Para ele, pelo mapa dos portos clandestinos é possível identificar que o crime usa de “logística multimodal” em áreas cercadas por aeródromos, estradas rurais, municipais, estaduais e a BR-163, principal artéria de toda logística, “servindo de grande apoio logístico ao crime organizado”. Em tese de Doutorado pela Universidade Autônoma de Lisboa, Barros alerta para as rotas de “commodities ilícitas” e analisa a utilização da infraestrutura pública, como no caso da hidrovia, para crimes transfronteiriços, “que se apropriam das rotas mercantis lícitas para acesso às cadeias globais de valor”.
Os barcos que trazem drogas, armas e cigarros também têm transportado, com mais frequência nos últimos anos, defensivos agrícolas comercializados e aplicados ilegalmente no Brasil. Antes do risco nas lavouras, há outro alerta. “Não são raras as vezes em que, ao avistarem a fiscalização, muitos barqueiros afundem as embarcações e fujam a nado pelo rio. Esses produtos contaminam as águas e provocam danos imensuráveis, ou seja, é uma série de crimes quase sem fim”, evidencia Barros.

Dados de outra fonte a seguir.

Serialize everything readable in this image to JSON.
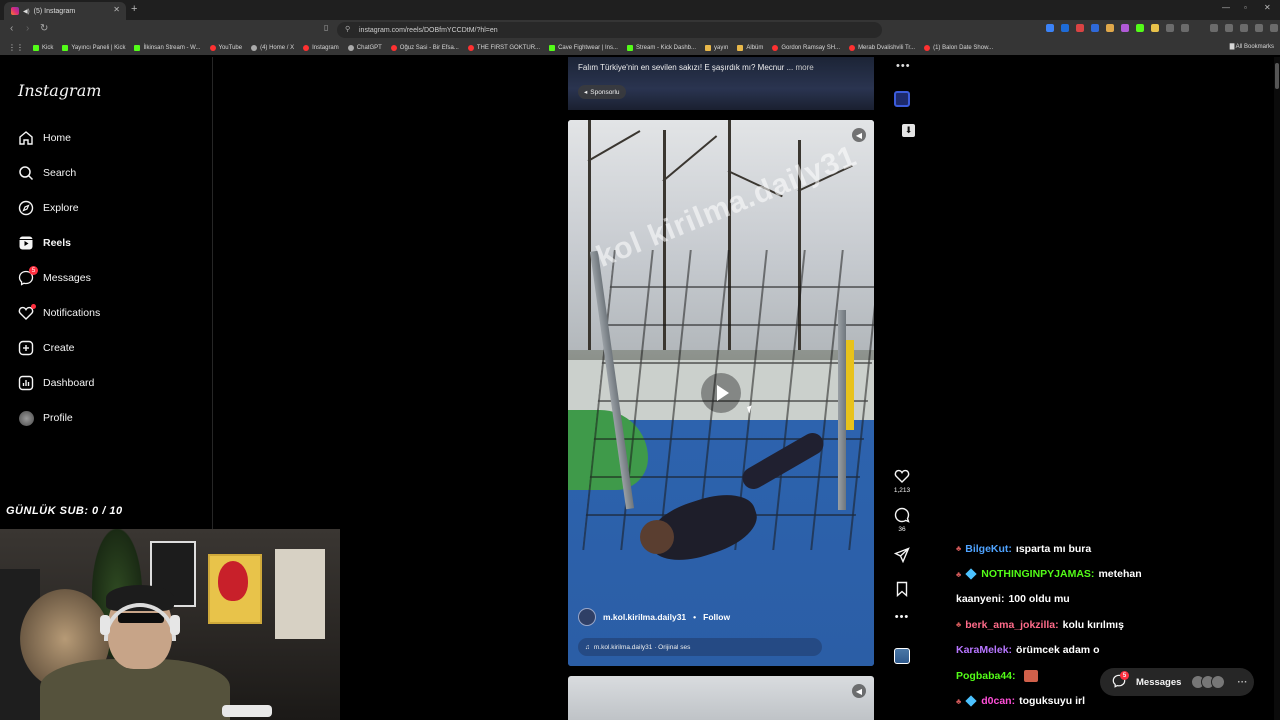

Fiscalização do lago de Itaipu e operações no trecho
O monitoramento do lago de Itaipu conta com duas estruturas do Núcleo de Polícia Marítima da Polícia Federal (Nepom), uma em Foz do Iguaçu e outra em Guaíra. Em Guaíra também há uma chalana para o patrulhamento aquático que tem auxiliado, segundo a PF, de forma decisiva para impedir o avanço das embarcações criminosas. A base operacional é próxima à Ponte Ayrton Senna.
A estrutura recebe apoio operacional do BPFron, da Polícia Federal das delegacias de Guaíra, Maringá (PR) e Naviraí (MS), além da Força Nacional de Segurança Pública, e suporte da Secretaria de Operações Integradas do Ministério da Justiça e Segurança Pública e do Exército Brasileiro.